Ricardo Gil Lavedra respaldó a Juan Bautista Mahiques: “Soy optimista con el nuevo ministro de Justicia”

Ricardo Gil Lavedra respaldó a Juan Bautista Mahiques: “Soy optimista con el nuevo ministro de Justicia”

La justicia argentina atraviesa una crisis marcada por la gran cantidad de cargos vacantes, demoras en los nombramientos y tensiones políticas que afectan su funcionamiento. A través de una entrevista en Modo Fontevecchia, por Net TV, Radio Perfil (AM 1190), el jurista Ricardo Gil Lavedra advirtió que el sistema judicial no puede operar con cerca de un 40% de puestos sin cubrir, analizó los desafíos institucionales que enfrenta el Poder Judicial y, pese al panorama crítico, afirmó sobre Juan Bautista Mahiques: “Soy optimista con el nuevo ministro de Justicia”.

El abogado, jurista y político argentino Ricardo Gil Lavedra es conocido sobre todo por haber sido uno de los jueces que integraron la Cámara Federal que llevó adelante el histórico juicio a las juntas militares de la última dictadura en 1985, durante el gobierno de Raúl Alfonsín.

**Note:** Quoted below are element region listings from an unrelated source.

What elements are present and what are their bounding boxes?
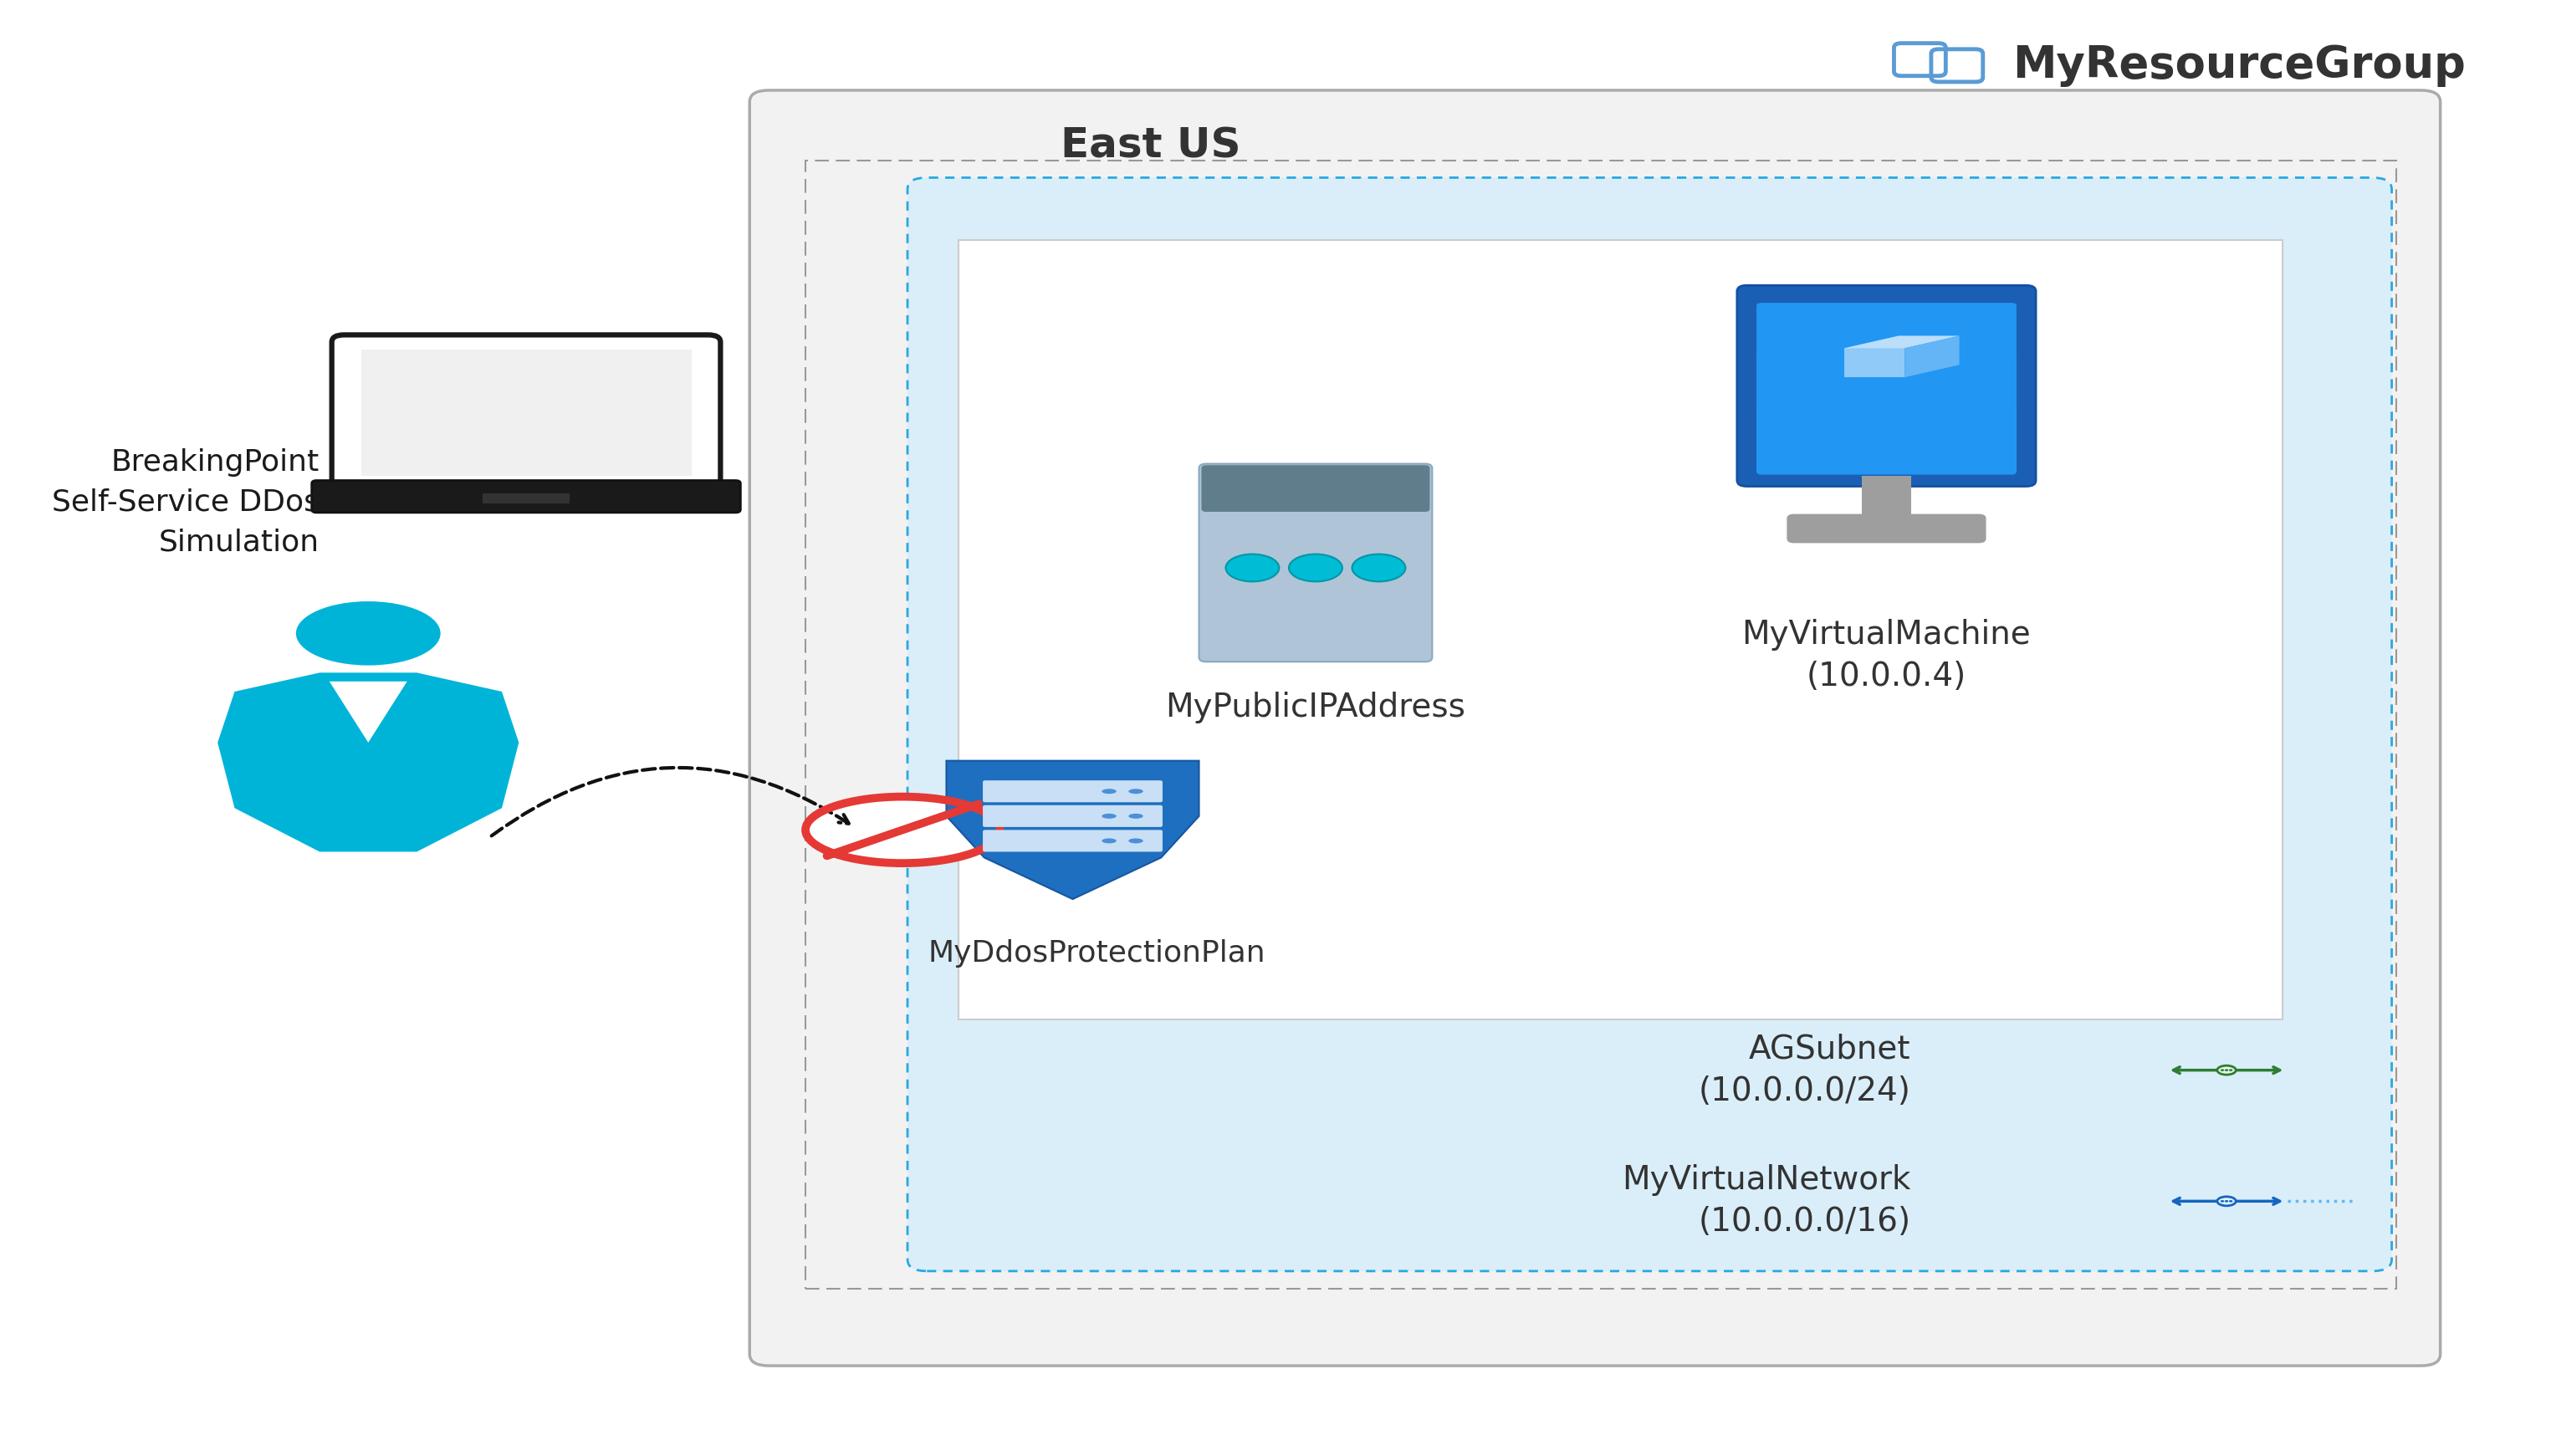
FancyBboxPatch shape	[1199, 463, 1431, 661]
Text: MyResourceGroup: MyResourceGroup	[2013, 44, 2467, 87]
Ellipse shape	[2217, 1066, 2235, 1075]
Ellipse shape	[1102, 814, 1117, 818]
Bar	[806, 160, 2395, 1289]
Text: East US: East US	[1061, 125, 1240, 166]
FancyBboxPatch shape	[1737, 285, 2036, 486]
Polygon shape	[946, 760, 1199, 898]
Text: BreakingPoint
Self-Service DDos
Simulation: BreakingPoint Self-Service DDos Simulati…	[51, 448, 319, 556]
Ellipse shape	[2217, 1197, 2235, 1206]
Polygon shape	[1906, 336, 1959, 377]
Ellipse shape	[2219, 1200, 2224, 1203]
Ellipse shape	[2230, 1200, 2232, 1203]
FancyBboxPatch shape	[1758, 354, 2015, 473]
Ellipse shape	[806, 796, 1000, 863]
FancyBboxPatch shape	[1202, 464, 1429, 513]
Ellipse shape	[2230, 1069, 2232, 1072]
Ellipse shape	[2224, 1069, 2230, 1072]
FancyBboxPatch shape	[1758, 303, 2015, 475]
Ellipse shape	[1352, 555, 1406, 581]
Ellipse shape	[296, 601, 441, 665]
Polygon shape	[329, 681, 408, 743]
Bar	[360, 349, 691, 476]
Ellipse shape	[1128, 839, 1143, 843]
Polygon shape	[217, 673, 518, 852]
FancyBboxPatch shape	[332, 335, 719, 495]
FancyBboxPatch shape	[982, 780, 1163, 802]
FancyBboxPatch shape	[1786, 514, 1987, 543]
Text: AGSubnet
(10.0.0.0/24): AGSubnet (10.0.0.0/24)	[1699, 1034, 1911, 1107]
Text: MyVirtualMachine
(10.0.0.4): MyVirtualMachine (10.0.0.4)	[1742, 619, 2031, 693]
Polygon shape	[1844, 336, 1959, 348]
Bar	[959, 240, 2283, 1019]
Text: MyDdosProtectionPlan: MyDdosProtectionPlan	[929, 939, 1265, 968]
FancyBboxPatch shape	[982, 830, 1163, 852]
Ellipse shape	[1128, 789, 1143, 794]
Text: MyVirtualNetwork
(10.0.0.0/16): MyVirtualNetwork (10.0.0.0/16)	[1622, 1165, 1911, 1238]
FancyBboxPatch shape	[750, 90, 2441, 1366]
Ellipse shape	[1128, 814, 1143, 818]
Text: MyPublicIPAddress: MyPublicIPAddress	[1166, 692, 1467, 724]
Bar	[1862, 476, 1911, 524]
Bar	[482, 494, 569, 504]
Bar	[1209, 469, 1423, 510]
Ellipse shape	[2224, 1200, 2230, 1203]
Polygon shape	[1844, 348, 1906, 377]
Ellipse shape	[2219, 1069, 2224, 1072]
Ellipse shape	[1102, 789, 1117, 794]
Ellipse shape	[1224, 555, 1278, 581]
FancyBboxPatch shape	[982, 805, 1163, 827]
FancyBboxPatch shape	[908, 178, 2393, 1271]
Ellipse shape	[1102, 839, 1117, 843]
FancyBboxPatch shape	[311, 480, 740, 513]
FancyBboxPatch shape	[1758, 405, 2015, 472]
Ellipse shape	[1288, 555, 1342, 581]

Se desempeñó como ministro de Justicia de la Nación durante la presidencia de Fernando de la Rúa entre 1999 y 2000 y, diputado nacional por la Ciudad de Buenos Aires entre 2009 y 2013.

Se nos acerca el 24 de marzo, se nos vienen todos los recuerdos de los 50 años del golpe y, al mismo tiempo, todo lo que hizo Alfonsín y personas como vos en el juicio de la Junta. Pero hoy te estamos llamando por otro tema que tiene que ver con la justicia, colocada en el centro del debate político a partir del nombramiento de un nuevo ministro de Justicia, alguien muy ligado a la historia de la llamada familia judicial. Me gustaría tu opinión sobre el cambio de ministro de Justicia y cuáles son tus expectativas.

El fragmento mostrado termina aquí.